Miller isn’t the first person to use that metaphor…James preceded him by quite a bit. James called those who would dabble in the ungodly “adulteresses” (James 4:4, NASB). It’s like knowing that you’re going to cheat, trying to your hardest not to do it, and then doing it anyway. It’s doing something stupid that you didn’t even see coming, that you didn’t even realize was something bad, and then looking back dumbfounded when you realize how screwed up it was. It’s like hurting the one you love, the One who loves you, over and over and over again.

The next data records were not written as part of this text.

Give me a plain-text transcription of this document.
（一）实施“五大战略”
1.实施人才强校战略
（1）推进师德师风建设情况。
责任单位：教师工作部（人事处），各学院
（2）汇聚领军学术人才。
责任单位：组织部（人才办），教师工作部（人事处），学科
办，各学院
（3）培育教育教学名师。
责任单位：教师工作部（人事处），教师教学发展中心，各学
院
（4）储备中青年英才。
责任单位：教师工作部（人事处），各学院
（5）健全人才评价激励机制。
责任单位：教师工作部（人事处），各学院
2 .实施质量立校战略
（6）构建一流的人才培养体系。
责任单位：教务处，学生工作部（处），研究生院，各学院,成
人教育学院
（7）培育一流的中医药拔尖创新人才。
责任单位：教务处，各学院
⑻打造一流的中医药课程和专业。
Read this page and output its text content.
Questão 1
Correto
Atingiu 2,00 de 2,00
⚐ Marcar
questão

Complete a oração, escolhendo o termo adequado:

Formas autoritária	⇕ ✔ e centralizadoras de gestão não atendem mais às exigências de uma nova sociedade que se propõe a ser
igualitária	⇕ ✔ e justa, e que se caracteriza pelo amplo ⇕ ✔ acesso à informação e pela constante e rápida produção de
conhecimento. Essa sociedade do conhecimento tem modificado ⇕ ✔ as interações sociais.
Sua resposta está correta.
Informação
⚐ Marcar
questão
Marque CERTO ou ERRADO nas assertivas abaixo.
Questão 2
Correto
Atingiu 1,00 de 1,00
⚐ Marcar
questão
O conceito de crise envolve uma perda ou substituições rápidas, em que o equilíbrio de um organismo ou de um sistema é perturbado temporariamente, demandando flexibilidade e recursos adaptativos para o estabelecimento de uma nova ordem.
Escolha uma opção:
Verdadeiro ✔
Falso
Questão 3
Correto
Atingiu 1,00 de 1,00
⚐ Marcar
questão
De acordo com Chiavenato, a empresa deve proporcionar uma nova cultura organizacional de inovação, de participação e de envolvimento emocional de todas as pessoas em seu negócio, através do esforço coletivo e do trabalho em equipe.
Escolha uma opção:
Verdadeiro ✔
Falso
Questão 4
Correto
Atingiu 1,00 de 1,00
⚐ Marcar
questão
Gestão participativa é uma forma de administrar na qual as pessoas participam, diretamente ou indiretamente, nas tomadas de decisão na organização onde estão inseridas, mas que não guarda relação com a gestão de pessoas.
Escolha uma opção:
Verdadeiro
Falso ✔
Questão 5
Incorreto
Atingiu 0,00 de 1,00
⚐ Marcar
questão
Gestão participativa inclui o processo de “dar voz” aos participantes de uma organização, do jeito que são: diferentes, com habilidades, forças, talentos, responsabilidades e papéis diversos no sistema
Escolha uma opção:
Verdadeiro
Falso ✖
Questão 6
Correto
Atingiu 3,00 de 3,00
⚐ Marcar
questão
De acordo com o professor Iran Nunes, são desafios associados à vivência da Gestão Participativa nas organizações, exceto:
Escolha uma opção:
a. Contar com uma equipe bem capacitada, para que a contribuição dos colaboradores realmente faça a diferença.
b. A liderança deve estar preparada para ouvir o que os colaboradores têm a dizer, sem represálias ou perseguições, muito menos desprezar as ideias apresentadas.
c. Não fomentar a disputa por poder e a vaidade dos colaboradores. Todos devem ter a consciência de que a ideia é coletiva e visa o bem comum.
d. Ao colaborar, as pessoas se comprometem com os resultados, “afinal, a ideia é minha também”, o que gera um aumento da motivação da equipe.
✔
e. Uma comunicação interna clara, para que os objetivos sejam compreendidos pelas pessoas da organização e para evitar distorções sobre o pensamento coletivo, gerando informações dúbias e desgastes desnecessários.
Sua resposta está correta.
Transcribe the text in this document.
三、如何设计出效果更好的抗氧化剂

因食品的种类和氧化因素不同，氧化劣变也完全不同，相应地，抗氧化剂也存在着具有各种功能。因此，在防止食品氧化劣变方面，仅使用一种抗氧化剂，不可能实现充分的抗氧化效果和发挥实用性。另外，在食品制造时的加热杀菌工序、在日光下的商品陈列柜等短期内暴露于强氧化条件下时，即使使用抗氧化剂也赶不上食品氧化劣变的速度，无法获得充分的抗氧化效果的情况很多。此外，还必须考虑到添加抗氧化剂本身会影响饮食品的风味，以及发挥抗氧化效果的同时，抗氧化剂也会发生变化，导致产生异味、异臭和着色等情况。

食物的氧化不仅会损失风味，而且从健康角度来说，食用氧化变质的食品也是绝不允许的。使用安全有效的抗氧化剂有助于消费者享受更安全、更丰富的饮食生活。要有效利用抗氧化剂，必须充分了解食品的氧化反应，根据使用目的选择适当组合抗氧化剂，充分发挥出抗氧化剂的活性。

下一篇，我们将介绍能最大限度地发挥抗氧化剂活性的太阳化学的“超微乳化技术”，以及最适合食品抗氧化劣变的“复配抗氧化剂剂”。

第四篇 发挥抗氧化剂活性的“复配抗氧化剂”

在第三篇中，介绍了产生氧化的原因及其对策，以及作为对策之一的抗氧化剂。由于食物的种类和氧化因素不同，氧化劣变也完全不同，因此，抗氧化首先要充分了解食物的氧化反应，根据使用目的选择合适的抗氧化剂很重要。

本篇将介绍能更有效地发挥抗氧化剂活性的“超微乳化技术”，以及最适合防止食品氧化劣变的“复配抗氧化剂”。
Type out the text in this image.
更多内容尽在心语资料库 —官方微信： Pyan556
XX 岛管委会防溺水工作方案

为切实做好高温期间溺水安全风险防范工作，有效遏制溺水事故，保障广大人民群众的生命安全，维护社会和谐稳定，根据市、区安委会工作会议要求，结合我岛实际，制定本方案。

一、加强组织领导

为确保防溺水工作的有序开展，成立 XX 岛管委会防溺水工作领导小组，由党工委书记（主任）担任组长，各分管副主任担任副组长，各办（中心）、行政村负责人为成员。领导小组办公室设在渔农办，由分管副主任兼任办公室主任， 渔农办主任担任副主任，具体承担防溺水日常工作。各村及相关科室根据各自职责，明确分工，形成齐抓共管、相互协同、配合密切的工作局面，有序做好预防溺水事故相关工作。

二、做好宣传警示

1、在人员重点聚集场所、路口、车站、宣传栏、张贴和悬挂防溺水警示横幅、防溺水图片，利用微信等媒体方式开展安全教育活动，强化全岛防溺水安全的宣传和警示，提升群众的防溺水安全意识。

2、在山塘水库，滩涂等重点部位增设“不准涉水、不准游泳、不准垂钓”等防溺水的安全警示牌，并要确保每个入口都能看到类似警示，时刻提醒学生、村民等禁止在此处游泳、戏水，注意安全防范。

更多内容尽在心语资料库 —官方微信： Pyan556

He knew we would, He knew we couldn’t stop doing it, He knew that His Son would have to die to make it right. Miller makes the point that, as soon as God found what had happened, He knew what sacrifice would have to be made to reconcile us to Him. Jesus knew the pain He would have to suffer, and He knew that we would, even if unintentionally, spit in His face again and again. And He did it anyway. He and loves us anyway. And He doesn’t stop loving us anyway.

So I was at this worship service last night, and we were singing this worship song that I’ve sang a hundred times, but the words really sunk in last night in light of what I had been thinking about:

“And I’ll live to love You,
I’ll live to give You praise,
Yes I’ll live a child in awe of You…”

I can truly say, for perhaps the first time, that with this realization, I am truly in awe of Him tonight.

3 Comments

  1. I read that book last year.

    I think about that from time to time–how hurt He must be by my thoughts and actions. And yet, as much as it breaks my heart, I fail again and again.

    And to know that He knew every sin that would occur BEFORE He went to the cross–amazing!